The first step towards transformation would require an introduction of stringent policies and enforcement mechanisms that appropriately penalize polluting practices, and simultaneously encourage green solutions, without discouraging production.


This would involve detailed and unbiased assessments of projects to determine how much environmental degradation is acceptable, and employing strict measures to ensure nothing further is damaged. It would also require the acceptance that certain industries may not be able to modify their practices immediately. Nevertheless, efforts to invest in and explore alternative solutions, as well as countervail the effects of current operations should be established. For instance, companies unable to reduce or eliminate their carbon emissions must be prompted to offset their carbon footprint through tree plantation drives or experiment with CCS (carbon capture and storage) technologies.


Developing countries also possess some of the world’s most treasured natural resources, such as the Amazon rainforest in Brazil. The rainforest acts as a major carbon sink and is also home to some of the most unique and diverse species on our planet. The destruction of Brazil’s rainforests for the country’s economic growth can, however, be a disastrous venture for the rest of the world, which rely upon the preservation of Brazil’s rainforest as a common service to maintain global temperatures.


Due to this Brazil faces extreme pressure to conserve its rainforests and natural resources, predominantly from the likes of developed countries who are normally more interested in environmental prosperity than underdeveloped countries. This is especially controversial because most developed countries gained their economic advantage by pursuing the reverse.


So should Brazil impede its economic growth for the preservation of a globally beneficial resource? After all, the climate crisis is a world over phenomenon to which every country, especially the global North, is or has been a contributor. Given this unfair burden, MEDC’s must consider the development goals of developing countries and compensate for the economic losses associated with not exploiting their natural resources.

This can provide less developed nations with the necessary external support to choose the path of sustainable development without hampering their economic goals.


In this way, the conflict between development and the environment can be dampened, and a more holistic approach to growth can be administered in developing nations.

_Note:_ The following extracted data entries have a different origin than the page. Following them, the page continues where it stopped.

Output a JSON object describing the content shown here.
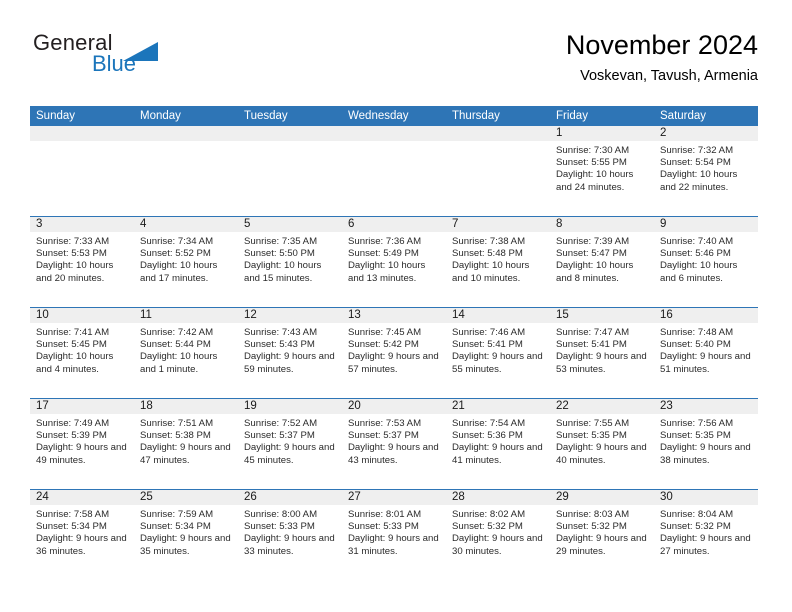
{
  "brand": {
    "name_top": "General",
    "name_bottom": "Blue",
    "triangle_color": "#1b75bb",
    "text_color": "#231f20"
  },
  "header": {
    "title": "November 2024",
    "subtitle": "Voskevan, Tavush, Armenia"
  },
  "theme": {
    "header_blue": "#2e75b6",
    "date_band_gray": "#efefef",
    "row_rule_blue": "#2e75b6"
  },
  "weekdays": [
    "Sunday",
    "Monday",
    "Tuesday",
    "Wednesday",
    "Thursday",
    "Friday",
    "Saturday"
  ],
  "weeks": [
    [
      {
        "day": "",
        "sunrise": "",
        "sunset": "",
        "daylight": ""
      },
      {
        "day": "",
        "sunrise": "",
        "sunset": "",
        "daylight": ""
      },
      {
        "day": "",
        "sunrise": "",
        "sunset": "",
        "daylight": ""
      },
      {
        "day": "",
        "sunrise": "",
        "sunset": "",
        "daylight": ""
      },
      {
        "day": "",
        "sunrise": "",
        "sunset": "",
        "daylight": ""
      },
      {
        "day": "1",
        "sunrise": "Sunrise: 7:30 AM",
        "sunset": "Sunset: 5:55 PM",
        "daylight": "Daylight: 10 hours and 24 minutes."
      },
      {
        "day": "2",
        "sunrise": "Sunrise: 7:32 AM",
        "sunset": "Sunset: 5:54 PM",
        "daylight": "Daylight: 10 hours and 22 minutes."
      }
    ],
    [
      {
        "day": "3",
        "sunrise": "Sunrise: 7:33 AM",
        "sunset": "Sunset: 5:53 PM",
        "daylight": "Daylight: 10 hours and 20 minutes."
      },
      {
        "day": "4",
        "sunrise": "Sunrise: 7:34 AM",
        "sunset": "Sunset: 5:52 PM",
        "daylight": "Daylight: 10 hours and 17 minutes."
      },
      {
        "day": "5",
        "sunrise": "Sunrise: 7:35 AM",
        "sunset": "Sunset: 5:50 PM",
        "daylight": "Daylight: 10 hours and 15 minutes."
      },
      {
        "day": "6",
        "sunrise": "Sunrise: 7:36 AM",
        "sunset": "Sunset: 5:49 PM",
        "daylight": "Daylight: 10 hours and 13 minutes."
      },
      {
        "day": "7",
        "sunrise": "Sunrise: 7:38 AM",
        "sunset": "Sunset: 5:48 PM",
        "daylight": "Daylight: 10 hours and 10 minutes."
      },
      {
        "day": "8",
        "sunrise": "Sunrise: 7:39 AM",
        "sunset": "Sunset: 5:47 PM",
        "daylight": "Daylight: 10 hours and 8 minutes."
      },
      {
        "day": "9",
        "sunrise": "Sunrise: 7:40 AM",
        "sunset": "Sunset: 5:46 PM",
        "daylight": "Daylight: 10 hours and 6 minutes."
      }
    ],
    [
      {
        "day": "10",
        "sunrise": "Sunrise: 7:41 AM",
        "sunset": "Sunset: 5:45 PM",
        "daylight": "Daylight: 10 hours and 4 minutes."
      },
      {
        "day": "11",
        "sunrise": "Sunrise: 7:42 AM",
        "sunset": "Sunset: 5:44 PM",
        "daylight": "Daylight: 10 hours and 1 minute."
      },
      {
        "day": "12",
        "sunrise": "Sunrise: 7:43 AM",
        "sunset": "Sunset: 5:43 PM",
        "daylight": "Daylight: 9 hours and 59 minutes."
      },
      {
        "day": "13",
        "sunrise": "Sunrise: 7:45 AM",
        "sunset": "Sunset: 5:42 PM",
        "daylight": "Daylight: 9 hours and 57 minutes."
      },
      {
        "day": "14",
        "sunrise": "Sunrise: 7:46 AM",
        "sunset": "Sunset: 5:41 PM",
        "daylight": "Daylight: 9 hours and 55 minutes."
      },
      {
        "day": "15",
        "sunrise": "Sunrise: 7:47 AM",
        "sunset": "Sunset: 5:41 PM",
        "daylight": "Daylight: 9 hours and 53 minutes."
      },
      {
        "day": "16",
        "sunrise": "Sunrise: 7:48 AM",
        "sunset": "Sunset: 5:40 PM",
        "daylight": "Daylight: 9 hours and 51 minutes."
      }
    ],
    [
      {
        "day": "17",
        "sunrise": "Sunrise: 7:49 AM",
        "sunset": "Sunset: 5:39 PM",
        "daylight": "Daylight: 9 hours and 49 minutes."
      },
      {
        "day": "18",
        "sunrise": "Sunrise: 7:51 AM",
        "sunset": "Sunset: 5:38 PM",
        "daylight": "Daylight: 9 hours and 47 minutes."
      },
      {
        "day": "19",
        "sunrise": "Sunrise: 7:52 AM",
        "sunset": "Sunset: 5:37 PM",
        "daylight": "Daylight: 9 hours and 45 minutes."
      },
      {
        "day": "20",
        "sunrise": "Sunrise: 7:53 AM",
        "sunset": "Sunset: 5:37 PM",
        "daylight": "Daylight: 9 hours and 43 minutes."
      },
      {
        "day": "21",
        "sunrise": "Sunrise: 7:54 AM",
        "sunset": "Sunset: 5:36 PM",
        "daylight": "Daylight: 9 hours and 41 minutes."
      },
      {
        "day": "22",
        "sunrise": "Sunrise: 7:55 AM",
        "sunset": "Sunset: 5:35 PM",
        "daylight": "Daylight: 9 hours and 40 minutes."
      },
      {
        "day": "23",
        "sunrise": "Sunrise: 7:56 AM",
        "sunset": "Sunset: 5:35 PM",
        "daylight": "Daylight: 9 hours and 38 minutes."
      }
    ],
    [
      {
        "day": "24",
        "sunrise": "Sunrise: 7:58 AM",
        "sunset": "Sunset: 5:34 PM",
        "daylight": "Daylight: 9 hours and 36 minutes."
      },
      {
        "day": "25",
        "sunrise": "Sunrise: 7:59 AM",
        "sunset": "Sunset: 5:34 PM",
        "daylight": "Daylight: 9 hours and 35 minutes."
      },
      {
        "day": "26",
        "sunrise": "Sunrise: 8:00 AM",
        "sunset": "Sunset: 5:33 PM",
        "daylight": "Daylight: 9 hours and 33 minutes."
      },
      {
        "day": "27",
        "sunrise": "Sunrise: 8:01 AM",
        "sunset": "Sunset: 5:33 PM",
        "daylight": "Daylight: 9 hours and 31 minutes."
      },
      {
        "day": "28",
        "sunrise": "Sunrise: 8:02 AM",
        "sunset": "Sunset: 5:32 PM",
        "daylight": "Daylight: 9 hours and 30 minutes."
      },
      {
        "day": "29",
        "sunrise": "Sunrise: 8:03 AM",
        "sunset": "Sunset: 5:32 PM",
        "daylight": "Daylight: 9 hours and 29 minutes."
      },
      {
        "day": "30",
        "sunrise": "Sunrise: 8:04 AM",
        "sunset": "Sunset: 5:32 PM",
        "daylight": "Daylight: 9 hours and 27 minutes."
      }
    ]
  ]
}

The ideal solution is to educate consumers and businesses, to leave behind every approach to growth and preservation and to follow a rational ratio strategy that finds the best of all worlds. This is very difficult to achieve since it involves an aspect of sacrifice to be embraced by the current culture. To this end, both parties need to work together to dedicate themselves to developing policies, investment schemes and tax credits that encourage economic growth while identifying environmental goals in diverse ways that will also support local populations back.

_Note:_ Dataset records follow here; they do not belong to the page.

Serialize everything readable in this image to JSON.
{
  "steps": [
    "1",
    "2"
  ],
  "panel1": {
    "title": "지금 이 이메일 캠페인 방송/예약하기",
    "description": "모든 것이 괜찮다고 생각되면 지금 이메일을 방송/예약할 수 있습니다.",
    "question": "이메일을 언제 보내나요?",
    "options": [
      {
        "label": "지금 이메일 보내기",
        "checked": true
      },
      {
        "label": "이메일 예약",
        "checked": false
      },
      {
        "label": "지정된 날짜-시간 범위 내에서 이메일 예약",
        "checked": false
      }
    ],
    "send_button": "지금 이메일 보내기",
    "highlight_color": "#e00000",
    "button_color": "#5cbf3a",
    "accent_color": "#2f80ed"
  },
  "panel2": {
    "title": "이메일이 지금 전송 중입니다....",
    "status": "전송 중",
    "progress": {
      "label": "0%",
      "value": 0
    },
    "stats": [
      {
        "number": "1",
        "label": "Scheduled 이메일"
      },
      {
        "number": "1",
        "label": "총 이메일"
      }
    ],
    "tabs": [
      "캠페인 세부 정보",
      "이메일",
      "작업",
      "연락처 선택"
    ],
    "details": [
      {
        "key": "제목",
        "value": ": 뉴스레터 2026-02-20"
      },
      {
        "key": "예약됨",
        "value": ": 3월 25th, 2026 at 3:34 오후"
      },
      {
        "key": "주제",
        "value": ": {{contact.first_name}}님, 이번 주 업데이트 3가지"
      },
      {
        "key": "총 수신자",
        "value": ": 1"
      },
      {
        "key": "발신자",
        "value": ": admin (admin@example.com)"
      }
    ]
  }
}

Development remains the greatest pursuit as well as a challenge, faced by humanity. However, despite the unprecedented economic and social progress that has been made over the last century, poverty, famine and environmental degradation still persist on a global scale.


Moreover, environmental deterioration and climate change have started to show irrevocable damage to the developmental progress made so far. Thus, development goals must be pursued without breaching environmental regulations.


The transition to economic growth coupled with efficiency in natural resource use and its conservation can help India attain its goals of inclusive growth with sustainable development. The time has indeed come to add “swachh paani” and “hawa” to “roti-kapada-makaan-aur-bijli”, to begin our journey towards sustainable growth.